简体   繁体   English

Stax:如何开始从XML文件的特定位置进行解析?

[英]Stax: How start to parse from a certain position of XML file?

I have a very big XML file (500Mb). 我有一个很大的XML文件(500Mb)。 Is it possible to keep track of the position of the last parsed element in this case? 在这种情况下是否可以跟踪最后一个解析的元素的位置? So, say, if I have successfully parsed half of it or jvm has crashed abruptly, I can start immediately from the position where I left the last time. 因此,如果我成功解析了其中一半,或者jvm突然崩溃,那么我可以从上次离开的位置立即开始。
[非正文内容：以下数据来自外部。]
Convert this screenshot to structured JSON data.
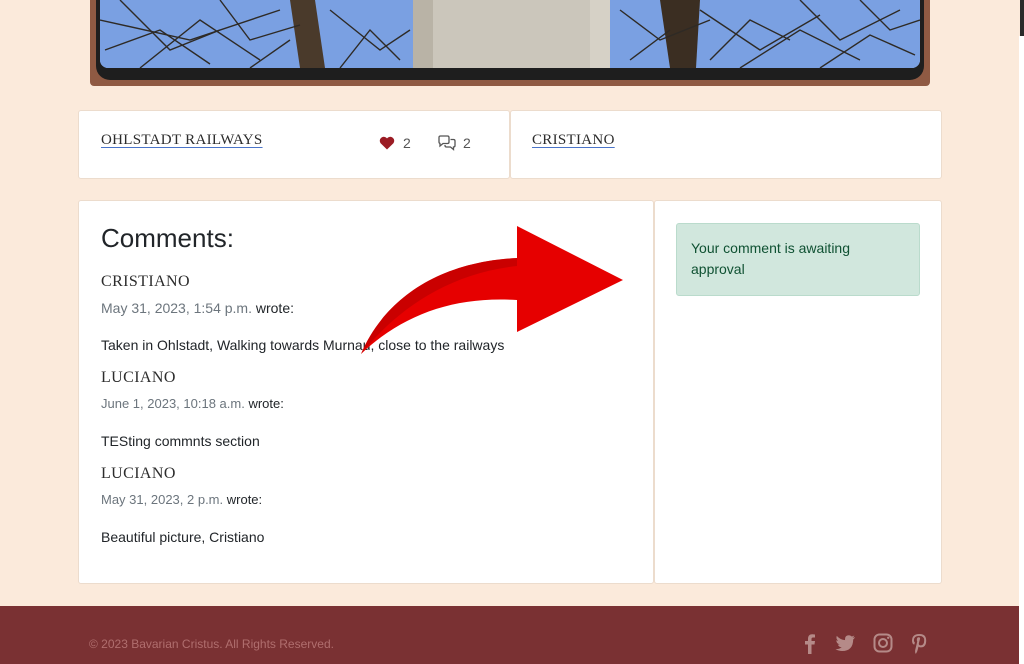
{
  "post": {
    "place": "OHLSTADT RAILWAYS",
    "likes": "2",
    "comment_count": "2",
    "author": "CRISTIANO"
  },
  "comments": {
    "title": "Comments:",
    "wrote": "wrote:",
    "items": [
      {
        "name": "CRISTIANO",
        "date": "May 31, 2023, 1:54 p.m.",
        "body": "Taken in Ohlstadt, Walking towards Murnau, close to the railways"
      },
      {
        "name": "LUCIANO",
        "date": "June 1, 2023, 10:18 a.m.",
        "body": "TESting commnts section"
      },
      {
        "name": "LUCIANO",
        "date": "May 31, 2023, 2 p.m.",
        "body": "Beautiful picture, Cristiano"
      }
    ]
  },
  "alert": {
    "message": "Your comment is awaiting approval"
  },
  "footer": {
    "copyright": "© 2023 Bavarian Cristus. All Rights Reserved.",
    "icons": [
      "facebook-icon",
      "twitter-icon",
      "instagram-icon",
      "pinterest-icon"
    ]
  },
  "colors": {
    "background": "#fbeadb",
    "footer": "#7a3133",
    "alert_bg": "#d1e7dd",
    "alert_text": "#0f5132",
    "heart": "#9b1c24",
    "arrow": "#e00000"
  }
}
You could presumably write some form of history store to contain structure up till the point you've parsed; 您大概可以编写某种形式的历史存储来包含直到解析为止的结构。 however I suspect that to continue parsing from that point you would have to turn off all forms of validation on your parser - XML is intended to guarantee the structure and contents of a document from head to foot; 但是我怀疑从那点开始继续解析,您将不得不关闭解析器上的所有形式的验证-XML旨在从头到尾保证文档的结构和内容; it's not really designed for ad-hoc parsing. 它并不是为临时解析而设计的。

In your case you would still need to be able to provide some form of context - perhaps by keeping the current working element tree in memory, concatenating this with the relevant header information and parsing as if you're starting over with a new file; 在您的情况下,您仍然需要能够提供某种形式的上下文-也许是通过将当前的工作元素树保存在内存中,将其与相关的头信息连接起来,然后像解析新文件一样进行解析; only submitting the outstanding content instead of the whole file. 仅提交未完成的内容,而不是整个文件。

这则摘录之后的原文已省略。